Many of the leading architects of early 20th-century New York had studied in Paris, at the École des Beaux-Arts. Warren spent a longer time there than most, and his intense Francophilia shows in almost everything he designed. The Edey house is of the “modern French” type that was becoming popular at the time in New York. Note that I say type, and not style: Warren’s designs certainly possess style, but are generally not in a style. “Modern French” was a creative use of classical forms to achieve a polished simplicity in which the elegantly composed façade meant everything. And no one in New York designed façades more elegant than those of Whitney Warren. I like to think of “modern French” as the attempt to render in built form something of the sporty essence of the forthright American woman who had come to symbolize America to the world. For such architects as Warren, all-American expression did not require the xenophobic rejection of European tradition, but rather the assimilation of its classic forms to new purposes.

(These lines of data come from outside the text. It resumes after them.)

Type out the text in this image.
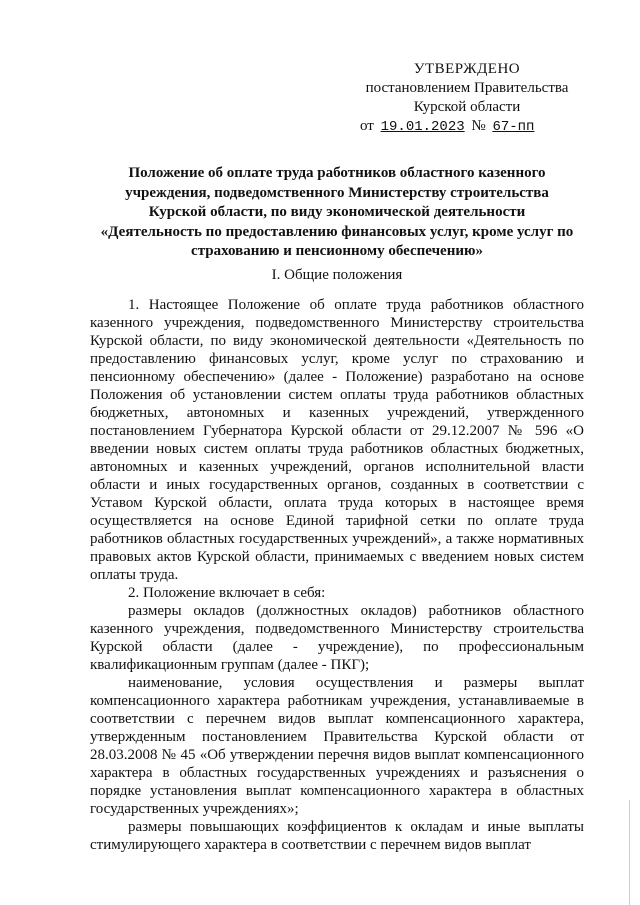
УТВЕРЖДЕНО
постановлением Правительства
Курской области
от 19.01.2023 № 67-пп
Положение об оплате труда работников областного казенного
учреждения, подведомственного Министерству строительства
Курской области, по виду экономической деятельности
«Деятельность по предоставлению финансовых услуг, кроме услуг по
страхованию и пенсионному обеспечению»
I. Общие положения

1. Настоящее Положение об оплате труда работников областного казенного учреждения, подведомственного Министерству строительства Курской области, по виду экономической деятельности «Деятельность по предоставлению финансовых услуг, кроме услуг по страхованию и пенсионному обеспечению» (далее - Положение) разработано на основе Положения об установлении систем оплаты труда работников областных бюджетных, автономных и казенных учреждений, утвержденного постановлением Губернатора Курской области от 29.12.2007 № 596 «О введении новых систем оплаты труда работников областных бюджетных, автономных и казенных учреждений, органов исполнительной власти области и иных государственных органов, созданных в соответствии с Уставом Курской области, оплата труда которых в настоящее время осуществляется на основе Единой тарифной сетки по оплате труда работников областных государственных учреждений», а также нормативных правовых актов Курской области, принимаемых с введением новых систем оплаты труда.

2. Положение включает в себя:

размеры окладов (должностных окладов) работников областного казенного учреждения, подведомственного Министерству строительства Курской области (далее - учреждение), по профессиональным квалификационным группам (далее - ПКГ);

наименование, условия осуществления и размеры выплат компенсационного характера работникам учреждения, устанавливаемые в соответствии с перечнем видов выплат компенсационного характера, утвержденным постановлением Правительства Курской области от 28.03.2008 № 45 «Об утверждении перечня видов выплат компенсационного характера в областных государственных учреждениях и разъяснения о порядке установления выплат компенсационного характера в областных государственных учреждениях»;

размеры повышающих коэффициентов к окладам и иные выплаты стимулирующего характера в соответствии с перечнем видов выплат
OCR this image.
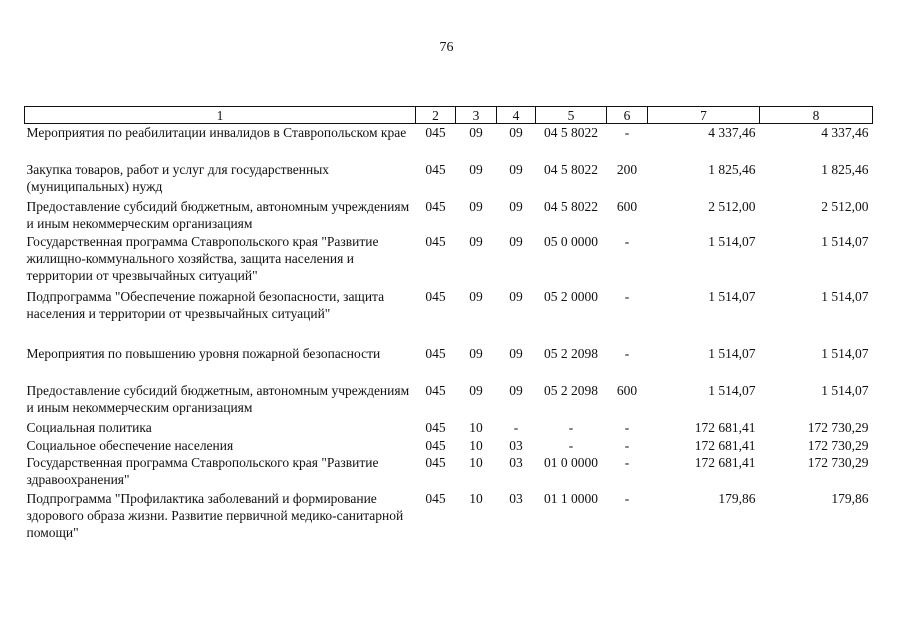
76
1	2	3	4	5	6	7	8
Мероприятия по реабилитации инвалидов в Ставропольском крае	045	09	09	04 5 8022	-	4 337,46	4 337,46
Закупка товаров, работ и услуг для государственных (муниципальных) нужд	045	09	09	04 5 8022	200	1 825,46	1 825,46
Предоставление субсидий бюджетным, автономным учреждениям и иным некоммерческим организациям	045	09	09	04 5 8022	600	2 512,00	2 512,00
Государственная программа Ставропольского края "Развитие жилищно-коммунального хозяйства, защита населения и территории от чрезвычайных ситуаций"	045	09	09	05 0 0000	-	1 514,07	1 514,07
Подпрограмма "Обеспечение пожарной безопасности, защита населения и территории от чрезвычайных ситуаций"	045	09	09	05 2 0000	-	1 514,07	1 514,07
Мероприятия по повышению уровня пожарной безопасности	045	09	09	05 2 2098	-	1 514,07	1 514,07
Предоставление субсидий бюджетным, автономным учреждениям и иным некоммерческим организациям	045	09	09	05 2 2098	600	1 514,07	1 514,07
Социальная политика	045	10	-	-	-	172 681,41	172 730,29
Социальное обеспечение населения	045	10	03	-	-	172 681,41	172 730,29
Государственная программа Ставропольского края "Развитие здравоохранения"	045	10	03	01 0 0000	-	172 681,41	172 730,29
Подпрограмма "Профилактика заболеваний и формирование здорового образа жизни. Развитие первичной медико-санитарной помощи"	045	10	03	01 1 0000	-	179,86	179,86
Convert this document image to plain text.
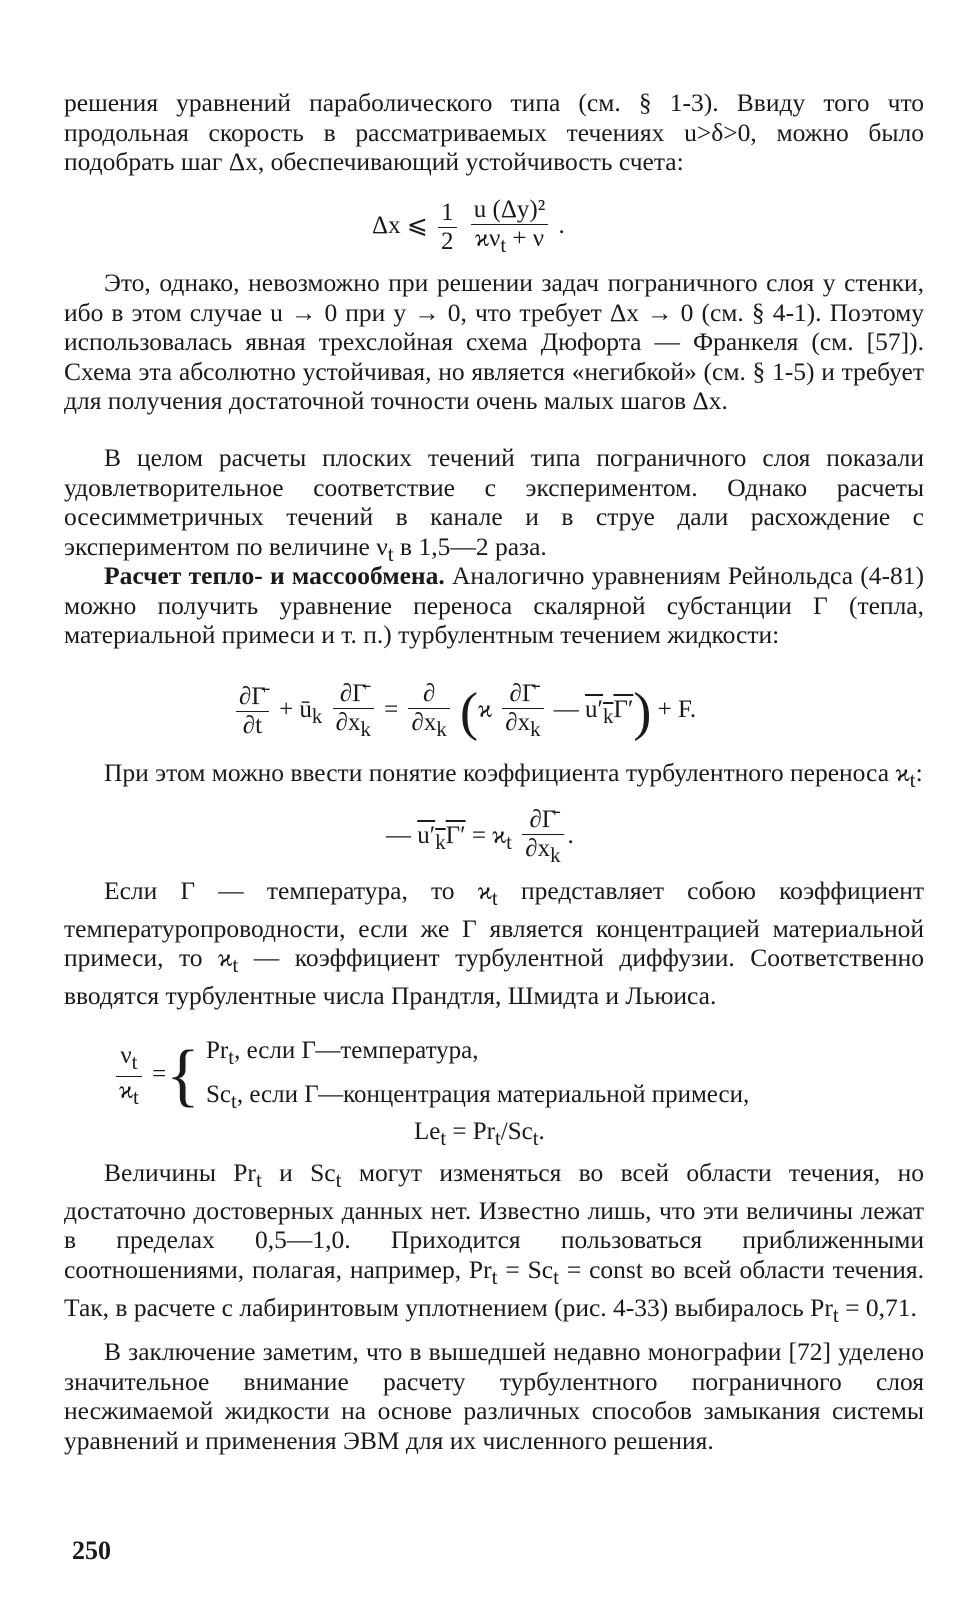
решения уравнений параболического типа (см. § 1-3). Ввиду того что продольная скорость в рассматриваемых течениях u>δ>0, можно было подобрать шаг Δx, обеспечивающий устойчивость счета:
Δx ⩽ $\frac{1}{2}$
$\frac{\text{u (Δy)²}}{ϰ\nu_t + \nu}$ .
Это, однако, невозможно при решении задач пограничного слоя у стенки, ибо в этом случае u → 0 при y → 0, что требует Δx → 0 (см. § 4-1). Поэтому использовалась явная трехслойная схема Дюфорта — Франкеля (см. [57]). Схема эта абсолютно устойчивая, но является «негибкой» (см. § 1-5) и требует для получения достаточной точности очень малых шагов Δx.
В целом расчеты плоских течений типа пограничного слоя показали удовлетворительное соответствие с экспериментом. Однако расчеты осесимметричных течений в канале и в струе дали расхождение с экспериментом по величине $\nu_t$ в 1,5—2 раза.
Расчет тепло- и массообмена. Аналогично уравнениям Рейнольдса (4-81) можно получить уравнение переноса скалярной субстанции Г (тепла, материальной примеси и т. п.) турбулентным течением жидкости:
$\frac{\partial\Gammā}{\partial t}$ + $ū_k \frac{\partial\Gammā}{\partial x_k} = \frac{\partial}{\partial x_k} (ϰ \frac{\partial\Gammā}{\partial x_k}$ — $u'_k\Gamma') + F$.
При этом можно ввести понятие коэффициента турбулентного переноса $ϰ_t$:
— $u'_k\Gamma' = ϰ_t \frac{\partial\Gammā}{\partial x_k}$ .
Если Г — температура, то $ϰ_t$ представляет собою коэффициент температуропроводности, если же Г является концентрацией материальной примеси, то $ϰ_t$ — коэффициент турбулентной диффузии. Соответственно вводятся турбулентные числа Прандтля, Шмидта и Льюиса.
$\frac{\nu_t}{ϰ_t}$ ={ $Pr_t$, если Г—температура,
$Sc_t$, если Г—концентрация материальной примеси,
$Le_t = Pr_t/Sc_t$.
Величины $Pr_t$ и $Sc_t$ могут изменяться во всей области течения, но достаточно достоверных данных нет. Известно лишь, что эти величины лежат в пределах 0,5—1,0. Приходится пользоваться приближенными соотношениями, полагая, например, $Pr_t = Sc_t$ = const во всей области течения. Так, в расчете с лабиринтовым уплотнением (рис. 4-33) выбиралось $Pr_t = 0,71$.
В заключение заметим, что в вышедшей недавно монографии [72] уделено значительное внимание расчету турбулентного пограничного слоя несжимаемой жидкости на основе различных способов замыкания системы уравнений и применения ЭВМ для их численного решения.
250
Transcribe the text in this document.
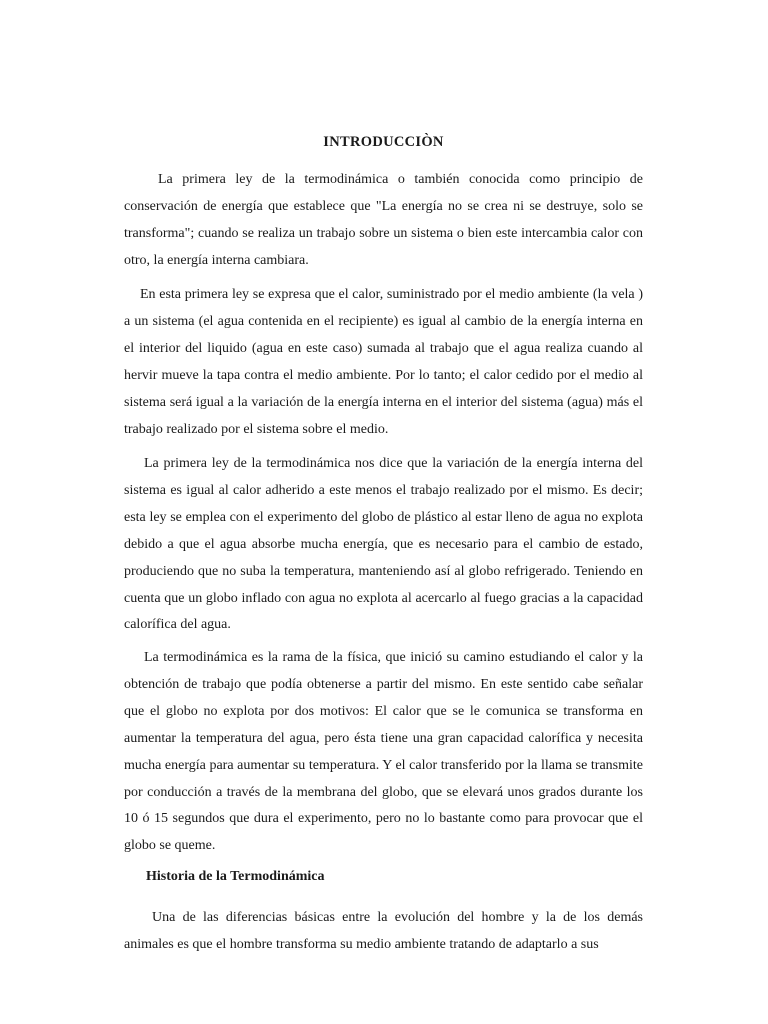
INTRODUCCIÒN

La primera ley de la termodinámica o también conocida como principio de conservación de energía que establece que "La energía no se crea ni se destruye, solo se transforma"; cuando se realiza un trabajo sobre un sistema o bien este intercambia calor con otro, la energía interna cambiara.

En esta primera ley se expresa que el calor, suministrado por el medio ambiente (la vela ) a un sistema (el agua contenida en el recipiente) es igual al cambio de la energía interna en el interior del liquido (agua en este caso) sumada al trabajo que el agua realiza cuando al hervir mueve la tapa contra el medio ambiente. Por lo tanto; el calor cedido por el medio al sistema será igual a la variación de la energía interna en el interior del sistema (agua) más el trabajo realizado por el sistema sobre el medio.

La primera ley de la termodinámica nos dice que la variación de la energía interna del sistema es igual al calor adherido a este menos el trabajo realizado por el mismo. Es decir; esta ley se emplea con el experimento del globo de plástico al estar lleno de agua no explota debido a que el agua absorbe mucha energía, que es necesario para el cambio de estado, produciendo que no suba la temperatura, manteniendo así al globo refrigerado. Teniendo en cuenta que un globo inflado con agua no explota al acercarlo al fuego gracias a la capacidad calorífica del agua.

La termodinámica es la rama de la física, que inició su camino estudiando el calor y la obtención de trabajo que podía obtenerse a partir del mismo. En este sentido cabe señalar que el globo no explota por dos motivos: El calor que se le comunica se transforma en aumentar la temperatura del agua, pero ésta tiene una gran capacidad calorífica y necesita mucha energía para aumentar su temperatura. Y el calor transferido por la llama se transmite por conducción a través de la membrana del globo, que se elevará unos grados durante los 10 ó 15 segundos que dura el experimento, pero no lo bastante como para provocar que el globo se queme.

Historia de la Termodinámica

Una de las diferencias básicas entre la evolución del hombre y la de los demás animales es que el hombre transforma su medio ambiente tratando de adaptarlo a sus
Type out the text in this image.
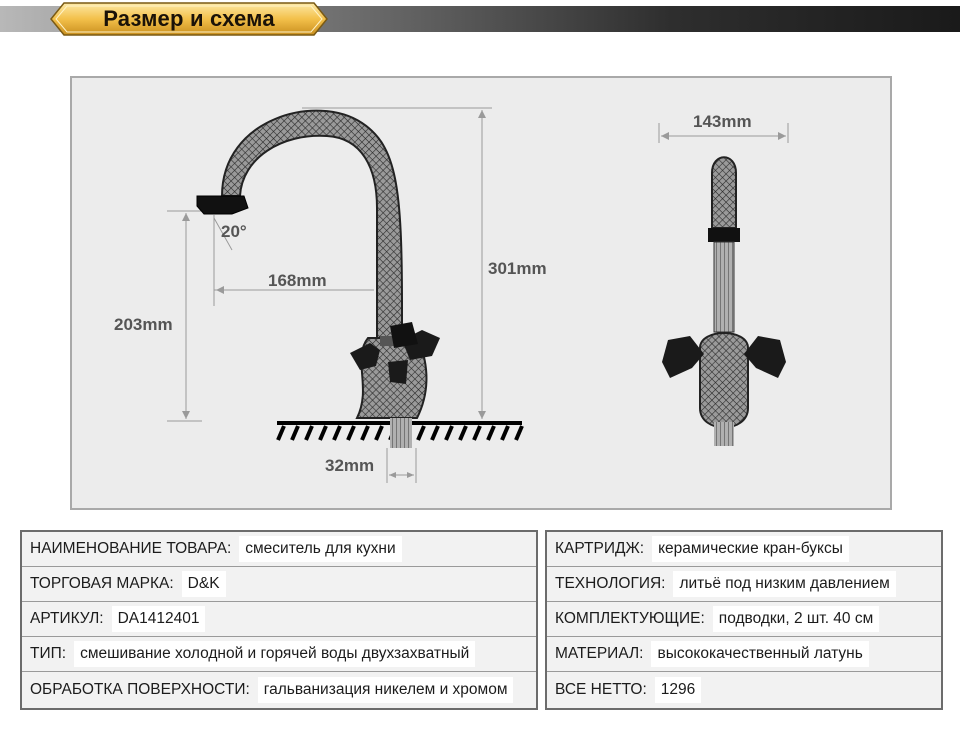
Размер и схема
20°
168mm
203mm
301mm
32mm
143mm
НАИМЕНОВАНИЕ ТОВАРА: смеситель для кухни
ТОРГОВАЯ МАРКА: D&K
АРТИКУЛ: DA1412401
ТИП: смешивание холодной и горячей воды двухзахватный
ОБРАБОТКА ПОВЕРХНОСТИ: гальванизация никелем и хромом
КАРТРИДЖ: керамические кран-буксы
ТЕХНОЛОГИЯ: литьё под низким давлением
КОМПЛЕКТУЮЩИЕ: подводки, 2 шт. 40 см
МАТЕРИАЛ: высококачественный латунь
ВСЕ НЕТТО: 1296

It’s the second and third stories of the Edey house that bear close scrutiny. The high second floor features a spectacular three-part window of the kind often called “Palladian,” with a central high, arched opening flanked by lower, flat-topped openings. Note all that goes into achieving the elegant effect. Take away anything — the balustrade at the bottom, the squared-off columns, or pilasters, submerged in the end walls, the delicate molding outlining the arch, the sweepingly concave chamfering of the arch, or the single, fabulous cartouche at the arch’s keystone — and the elegant composition would unravel. This is as good a window as there is in New York.
The Edeys sold the house in 1919, at which time a story was added and the structure was converted to retail use.
Mr. Edey worked for the banker Harry B. Hollins, whose house still stands, with alterations, next door at 12–14 W. 56th St. McKim, Mead & White designed the Colonial Revival house completed in 1901; the Hollinses departed it in 1914. A private club had the architect J.E.R. Carpenter remodel the house in 1924; 60 years later it was designated as a landmark.
This past summer also saw designation of the former home of the investment banker Henry Seligman at 30 W. 56th St. (built 1899–1901). The architect C.P.H. Gilbert was, like Warren, Beaux-Arts-trained, and designed, early in his career in Park Slope, Brooklyn, some of the most felicitous houses of the late 19th century. By the turn of the century he was designing Manhattan mansions and while his work was typically good, note how much more fussily detailed the Seligman façade is compared to the Edey.
Recently the Web log “Lost City” reminded me of a nearby “landmark” of a different sort, a restaurant I frequented when I first moved to New York and had forgotten still existed. La Bonne Soupe at 48 W. 55th St. is still going strong 33 years after it opened, serving quiche Lorraine, French onion soup, and wine at cheap prices in a convivial setting to a largely French-speaking clientele.